Нельзя было найти более подходящего офицера на пост начальника Минной дивизии, как адмирал Эссен. Не говоря уже о его боевых заслугах во время Японской войны и большого опыта в командовании кораблями, он обладал исключительными организаторскими способностями, и из него, несомненно, должен был выработаться выдающийся флотоводец. К тому же он пользовался большой известностью и авторитетом среди личного состава, был любим офицерами и командами, и его личность пользовалась обаянием.

На Минной дивизии ему предстояло заложить прочный фундамент будущей морской силы Балтийского моря. Создать кадры блестящих командиров и офицеров. Выработать организацию морского театра Балтийского моря и Финского залива. Одним словом, подготовить все к тому моменту, когда в строй будут входить новые корабли. Теперь мы можем сказать, что адмирал Эссен с этими заданиями блестяще справился – из ядра в 36 эскадренных миноносцев в 1906 г. он к 1915 г. имел две бригады линейных кораблей, 2 бригады крейсеров, 2 минные дивизии, Отряд подводного плавания и т. д. и т. д. Но и тогда никто не сомневался, что он справится с трудной задачей возрождения флота. Особенно радовались назначению адмирала Эссена молодые офицеры, видя в нем лихого командира крейсера «Новик» в Японскую войну.

Чуть ли не с первого дня приезда адмирала на всех миноносцах дивизии началась кипучая организационная работа. Прежде всего адмиралу пришлось столкнуться с вопросом правильного укомплектования миноносцев офицерами и командами, и это вызвало большое количество перемещений и приток новых офицеров и команд с кораблей, находившихся в ремонте.
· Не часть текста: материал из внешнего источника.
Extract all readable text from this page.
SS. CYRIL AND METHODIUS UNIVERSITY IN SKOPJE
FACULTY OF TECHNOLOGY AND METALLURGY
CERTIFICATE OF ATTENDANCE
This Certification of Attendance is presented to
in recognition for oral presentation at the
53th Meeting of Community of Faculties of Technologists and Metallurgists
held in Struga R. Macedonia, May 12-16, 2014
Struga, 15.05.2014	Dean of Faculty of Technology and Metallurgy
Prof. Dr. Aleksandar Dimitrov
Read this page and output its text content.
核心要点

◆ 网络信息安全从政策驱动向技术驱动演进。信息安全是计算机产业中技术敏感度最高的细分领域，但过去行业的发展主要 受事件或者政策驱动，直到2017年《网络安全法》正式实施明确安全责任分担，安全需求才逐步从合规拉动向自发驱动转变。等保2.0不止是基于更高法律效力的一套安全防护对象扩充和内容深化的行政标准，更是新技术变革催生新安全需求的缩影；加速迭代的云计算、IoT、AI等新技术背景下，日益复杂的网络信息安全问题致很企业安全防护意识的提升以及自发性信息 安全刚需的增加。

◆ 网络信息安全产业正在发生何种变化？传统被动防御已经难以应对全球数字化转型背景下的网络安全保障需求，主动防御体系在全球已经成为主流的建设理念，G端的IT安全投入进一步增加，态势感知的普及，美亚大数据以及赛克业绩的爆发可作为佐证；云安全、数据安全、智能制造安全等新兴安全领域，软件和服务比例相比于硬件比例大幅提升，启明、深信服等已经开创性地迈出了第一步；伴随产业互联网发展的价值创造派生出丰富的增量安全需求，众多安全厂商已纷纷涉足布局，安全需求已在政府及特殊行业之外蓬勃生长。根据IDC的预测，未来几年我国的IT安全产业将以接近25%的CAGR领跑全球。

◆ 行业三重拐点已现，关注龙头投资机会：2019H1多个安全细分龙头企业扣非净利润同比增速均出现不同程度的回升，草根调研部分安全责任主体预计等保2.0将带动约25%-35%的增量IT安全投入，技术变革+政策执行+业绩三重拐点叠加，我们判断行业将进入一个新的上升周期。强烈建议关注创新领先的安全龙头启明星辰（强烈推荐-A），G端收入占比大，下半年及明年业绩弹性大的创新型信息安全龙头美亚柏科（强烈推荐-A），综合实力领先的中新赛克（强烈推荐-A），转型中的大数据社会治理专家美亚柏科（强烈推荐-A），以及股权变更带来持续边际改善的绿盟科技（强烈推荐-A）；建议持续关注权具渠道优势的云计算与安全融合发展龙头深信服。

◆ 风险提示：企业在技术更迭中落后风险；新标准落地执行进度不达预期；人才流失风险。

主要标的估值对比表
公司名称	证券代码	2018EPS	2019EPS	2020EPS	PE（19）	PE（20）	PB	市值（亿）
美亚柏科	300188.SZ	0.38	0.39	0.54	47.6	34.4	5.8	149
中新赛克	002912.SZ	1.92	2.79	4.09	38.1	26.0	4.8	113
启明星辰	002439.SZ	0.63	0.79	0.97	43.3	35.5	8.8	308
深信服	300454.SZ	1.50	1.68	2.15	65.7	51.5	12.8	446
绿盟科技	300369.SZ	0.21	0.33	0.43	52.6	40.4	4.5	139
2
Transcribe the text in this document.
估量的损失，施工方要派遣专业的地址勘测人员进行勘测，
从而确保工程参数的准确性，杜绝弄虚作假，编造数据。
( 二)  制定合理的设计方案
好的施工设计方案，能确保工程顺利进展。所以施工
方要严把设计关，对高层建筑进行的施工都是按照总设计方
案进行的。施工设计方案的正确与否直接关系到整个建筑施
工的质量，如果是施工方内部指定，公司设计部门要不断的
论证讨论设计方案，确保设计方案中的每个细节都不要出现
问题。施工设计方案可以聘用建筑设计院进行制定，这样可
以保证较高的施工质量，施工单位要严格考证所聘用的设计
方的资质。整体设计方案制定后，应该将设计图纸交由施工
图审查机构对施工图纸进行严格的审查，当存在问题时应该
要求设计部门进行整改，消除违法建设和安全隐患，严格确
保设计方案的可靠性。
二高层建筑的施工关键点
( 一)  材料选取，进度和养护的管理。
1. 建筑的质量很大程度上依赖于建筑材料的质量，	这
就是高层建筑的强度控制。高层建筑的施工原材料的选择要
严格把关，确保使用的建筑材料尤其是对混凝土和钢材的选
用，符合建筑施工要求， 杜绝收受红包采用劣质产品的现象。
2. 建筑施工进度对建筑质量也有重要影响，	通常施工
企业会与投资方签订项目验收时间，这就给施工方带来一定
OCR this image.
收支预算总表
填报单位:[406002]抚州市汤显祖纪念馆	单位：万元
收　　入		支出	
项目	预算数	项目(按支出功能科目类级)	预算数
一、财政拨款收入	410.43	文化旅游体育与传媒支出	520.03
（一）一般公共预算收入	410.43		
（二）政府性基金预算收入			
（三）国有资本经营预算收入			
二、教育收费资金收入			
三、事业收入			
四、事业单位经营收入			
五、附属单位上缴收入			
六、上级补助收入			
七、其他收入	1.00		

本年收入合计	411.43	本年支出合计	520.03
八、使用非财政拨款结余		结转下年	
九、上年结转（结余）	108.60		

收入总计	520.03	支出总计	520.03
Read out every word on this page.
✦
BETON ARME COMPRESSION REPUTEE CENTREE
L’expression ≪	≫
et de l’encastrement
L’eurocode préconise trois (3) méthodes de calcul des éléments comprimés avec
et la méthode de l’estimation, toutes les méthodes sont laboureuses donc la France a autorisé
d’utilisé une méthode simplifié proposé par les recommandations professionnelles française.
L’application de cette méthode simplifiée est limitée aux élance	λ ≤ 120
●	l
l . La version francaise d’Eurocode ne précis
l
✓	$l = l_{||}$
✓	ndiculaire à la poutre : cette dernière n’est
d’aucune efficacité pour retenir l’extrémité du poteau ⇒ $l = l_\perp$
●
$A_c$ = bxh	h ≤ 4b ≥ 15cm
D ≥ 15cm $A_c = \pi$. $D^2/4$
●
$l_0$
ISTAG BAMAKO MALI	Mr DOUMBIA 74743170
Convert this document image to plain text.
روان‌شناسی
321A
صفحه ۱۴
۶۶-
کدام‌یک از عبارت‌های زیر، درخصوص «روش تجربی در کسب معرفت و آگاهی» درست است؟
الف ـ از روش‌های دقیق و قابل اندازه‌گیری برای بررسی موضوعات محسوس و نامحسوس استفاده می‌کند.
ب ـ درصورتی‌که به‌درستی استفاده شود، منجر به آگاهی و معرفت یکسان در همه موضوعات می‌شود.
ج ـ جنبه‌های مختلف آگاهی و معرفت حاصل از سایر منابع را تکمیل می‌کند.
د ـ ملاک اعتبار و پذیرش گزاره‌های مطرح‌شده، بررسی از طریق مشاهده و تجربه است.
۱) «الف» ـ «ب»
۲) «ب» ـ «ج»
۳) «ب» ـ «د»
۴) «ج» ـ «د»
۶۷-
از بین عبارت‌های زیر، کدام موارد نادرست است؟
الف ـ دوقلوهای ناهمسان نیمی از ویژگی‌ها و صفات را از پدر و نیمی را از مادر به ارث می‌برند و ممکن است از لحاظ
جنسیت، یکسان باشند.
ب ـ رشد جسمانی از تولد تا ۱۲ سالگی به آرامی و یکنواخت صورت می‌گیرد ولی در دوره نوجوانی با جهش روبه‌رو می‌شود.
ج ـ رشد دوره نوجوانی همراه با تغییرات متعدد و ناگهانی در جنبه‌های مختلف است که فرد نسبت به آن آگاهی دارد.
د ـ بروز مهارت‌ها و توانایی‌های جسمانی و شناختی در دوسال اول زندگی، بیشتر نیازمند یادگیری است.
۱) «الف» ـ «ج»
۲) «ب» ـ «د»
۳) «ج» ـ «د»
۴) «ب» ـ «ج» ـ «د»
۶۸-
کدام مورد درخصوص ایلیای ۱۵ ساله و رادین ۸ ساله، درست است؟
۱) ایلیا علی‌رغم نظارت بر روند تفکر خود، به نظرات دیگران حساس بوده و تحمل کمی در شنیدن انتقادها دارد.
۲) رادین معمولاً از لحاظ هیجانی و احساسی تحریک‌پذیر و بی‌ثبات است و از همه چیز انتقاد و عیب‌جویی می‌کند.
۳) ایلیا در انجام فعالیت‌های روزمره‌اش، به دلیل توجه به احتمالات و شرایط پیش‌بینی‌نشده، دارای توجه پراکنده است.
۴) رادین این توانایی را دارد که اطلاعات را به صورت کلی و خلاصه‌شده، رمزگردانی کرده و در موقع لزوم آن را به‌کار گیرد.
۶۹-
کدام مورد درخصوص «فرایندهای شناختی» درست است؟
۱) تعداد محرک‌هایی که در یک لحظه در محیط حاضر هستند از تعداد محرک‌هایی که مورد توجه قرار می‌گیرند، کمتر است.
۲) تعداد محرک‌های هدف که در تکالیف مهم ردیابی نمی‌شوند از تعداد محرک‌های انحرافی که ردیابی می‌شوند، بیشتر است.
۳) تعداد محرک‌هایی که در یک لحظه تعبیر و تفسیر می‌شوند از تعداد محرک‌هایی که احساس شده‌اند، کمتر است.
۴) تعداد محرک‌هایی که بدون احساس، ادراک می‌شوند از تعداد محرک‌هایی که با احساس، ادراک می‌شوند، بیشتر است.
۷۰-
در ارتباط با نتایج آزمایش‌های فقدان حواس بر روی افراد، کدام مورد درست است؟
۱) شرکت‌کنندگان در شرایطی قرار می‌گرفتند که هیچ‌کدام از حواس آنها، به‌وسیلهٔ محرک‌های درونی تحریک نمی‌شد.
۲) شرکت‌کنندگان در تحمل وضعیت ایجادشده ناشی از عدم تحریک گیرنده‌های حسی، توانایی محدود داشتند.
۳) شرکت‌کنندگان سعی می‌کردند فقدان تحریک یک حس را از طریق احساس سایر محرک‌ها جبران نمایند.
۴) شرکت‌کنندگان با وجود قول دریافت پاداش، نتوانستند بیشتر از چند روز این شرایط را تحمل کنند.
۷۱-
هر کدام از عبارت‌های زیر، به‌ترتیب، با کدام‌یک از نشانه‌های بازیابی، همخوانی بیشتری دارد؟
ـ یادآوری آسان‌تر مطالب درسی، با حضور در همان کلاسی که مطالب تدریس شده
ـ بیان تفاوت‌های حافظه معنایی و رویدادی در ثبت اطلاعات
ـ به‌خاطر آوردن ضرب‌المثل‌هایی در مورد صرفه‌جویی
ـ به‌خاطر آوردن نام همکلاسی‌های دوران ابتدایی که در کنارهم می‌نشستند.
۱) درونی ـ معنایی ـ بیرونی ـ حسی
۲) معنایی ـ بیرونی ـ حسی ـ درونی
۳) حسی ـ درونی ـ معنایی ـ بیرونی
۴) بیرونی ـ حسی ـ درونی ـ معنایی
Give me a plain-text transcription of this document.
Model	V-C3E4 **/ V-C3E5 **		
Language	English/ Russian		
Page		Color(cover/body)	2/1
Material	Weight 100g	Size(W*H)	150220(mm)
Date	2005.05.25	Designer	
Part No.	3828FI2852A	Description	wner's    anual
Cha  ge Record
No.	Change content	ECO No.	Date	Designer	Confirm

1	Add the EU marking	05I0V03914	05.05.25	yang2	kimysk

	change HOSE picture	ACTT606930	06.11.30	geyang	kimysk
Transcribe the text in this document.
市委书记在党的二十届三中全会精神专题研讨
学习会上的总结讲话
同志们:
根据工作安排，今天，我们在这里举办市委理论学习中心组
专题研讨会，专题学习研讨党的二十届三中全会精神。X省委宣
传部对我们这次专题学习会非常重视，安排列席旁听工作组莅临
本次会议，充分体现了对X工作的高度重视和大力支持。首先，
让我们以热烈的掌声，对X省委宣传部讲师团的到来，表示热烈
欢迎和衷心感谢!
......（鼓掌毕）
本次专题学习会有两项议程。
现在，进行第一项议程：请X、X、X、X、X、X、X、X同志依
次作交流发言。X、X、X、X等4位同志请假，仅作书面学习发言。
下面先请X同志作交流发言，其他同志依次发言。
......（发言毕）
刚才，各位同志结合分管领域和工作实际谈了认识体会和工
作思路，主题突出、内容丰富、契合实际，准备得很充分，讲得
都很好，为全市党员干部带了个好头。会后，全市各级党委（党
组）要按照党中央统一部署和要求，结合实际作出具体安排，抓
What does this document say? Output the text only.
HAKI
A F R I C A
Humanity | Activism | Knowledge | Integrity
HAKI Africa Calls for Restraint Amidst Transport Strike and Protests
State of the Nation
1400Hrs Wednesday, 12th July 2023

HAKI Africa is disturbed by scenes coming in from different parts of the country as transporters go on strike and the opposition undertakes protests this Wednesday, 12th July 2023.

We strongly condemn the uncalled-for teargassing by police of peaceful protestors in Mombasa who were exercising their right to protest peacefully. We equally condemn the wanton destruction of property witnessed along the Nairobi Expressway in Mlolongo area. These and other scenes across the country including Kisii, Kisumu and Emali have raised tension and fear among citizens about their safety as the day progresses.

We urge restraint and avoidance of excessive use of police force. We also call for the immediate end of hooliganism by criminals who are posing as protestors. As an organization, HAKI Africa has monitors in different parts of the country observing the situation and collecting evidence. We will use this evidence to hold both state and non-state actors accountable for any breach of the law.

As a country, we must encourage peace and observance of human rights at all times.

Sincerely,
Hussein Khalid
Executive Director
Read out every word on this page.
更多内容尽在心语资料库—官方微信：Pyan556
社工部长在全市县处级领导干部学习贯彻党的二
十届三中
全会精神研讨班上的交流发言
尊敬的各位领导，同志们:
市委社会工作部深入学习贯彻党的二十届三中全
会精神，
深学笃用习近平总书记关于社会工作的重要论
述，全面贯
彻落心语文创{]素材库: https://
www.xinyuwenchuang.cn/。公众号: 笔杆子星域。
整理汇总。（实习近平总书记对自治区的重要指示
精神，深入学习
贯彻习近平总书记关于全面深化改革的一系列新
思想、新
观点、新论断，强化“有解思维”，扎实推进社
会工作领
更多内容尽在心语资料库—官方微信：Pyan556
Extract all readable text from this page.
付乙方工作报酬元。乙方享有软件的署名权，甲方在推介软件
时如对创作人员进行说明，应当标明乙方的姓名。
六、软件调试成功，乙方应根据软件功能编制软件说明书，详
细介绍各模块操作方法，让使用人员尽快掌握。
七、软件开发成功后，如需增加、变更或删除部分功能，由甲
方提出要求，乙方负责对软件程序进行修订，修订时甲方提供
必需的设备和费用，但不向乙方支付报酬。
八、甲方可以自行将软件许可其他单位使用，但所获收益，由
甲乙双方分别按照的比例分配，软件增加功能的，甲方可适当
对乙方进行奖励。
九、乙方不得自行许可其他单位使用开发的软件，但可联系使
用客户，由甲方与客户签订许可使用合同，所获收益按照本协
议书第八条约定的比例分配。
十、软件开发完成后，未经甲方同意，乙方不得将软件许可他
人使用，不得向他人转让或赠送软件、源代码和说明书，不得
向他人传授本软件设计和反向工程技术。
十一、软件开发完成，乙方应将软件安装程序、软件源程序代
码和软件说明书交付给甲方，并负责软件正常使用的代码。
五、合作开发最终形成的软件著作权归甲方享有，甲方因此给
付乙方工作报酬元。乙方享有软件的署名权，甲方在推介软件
Вообще же в офицерах ощущался большой недостаток.

В частности, меня перевели на эскадренный миноносец «Доброволец»[93]. Это назначение меня чрезвычайно порадовало, так как я попадал на корабль более высоких боевых качеств, и, кроме того, было приятно уйти из под начальства Вечеслова.

Уже стояла глухая осень (конец сентября) 1906 г., в этом году нечего было и думать о плаваниях. Да и раньше, чем плавать, надо было сорганизовать дивизию, привести ее в боевое состояние, обучить команды и заставить офицеров освоиться со своими кораблями.

На «Добровольце» я сразу же почувствовал себя превосходно. Командиром был капитан 2-го ранга А.Г. Покровский[94], старшим офицером А.В. Домбровский[95], затем лейтенант В.В. Витгефт, мичман Л.Б. Зайончковский[96] (мои товарищи по корпусу) и судовой механик штабс-капитан Хоментовский[97]. Весь состав подобрался исключительно симпатичный, и мы как-то сразу подружились и ужились.

Командир чрезвычайно гордился своим кораблем и стремился, чтобы он был лучшим из всех миноносцев дивизии. Это его стремление, чтобы корабль был бы «лучшим», сразу отразилось на всем личном составе, и мы все старались, чтобы у нас действительно все было бы лучше, чем у других. Это было нелегко, так как и другие миноносцы стремились к тому же, но тон, данный командиром, сыграл большую роль, и наш «Доброволец» скоро был выделен самим адмиралом.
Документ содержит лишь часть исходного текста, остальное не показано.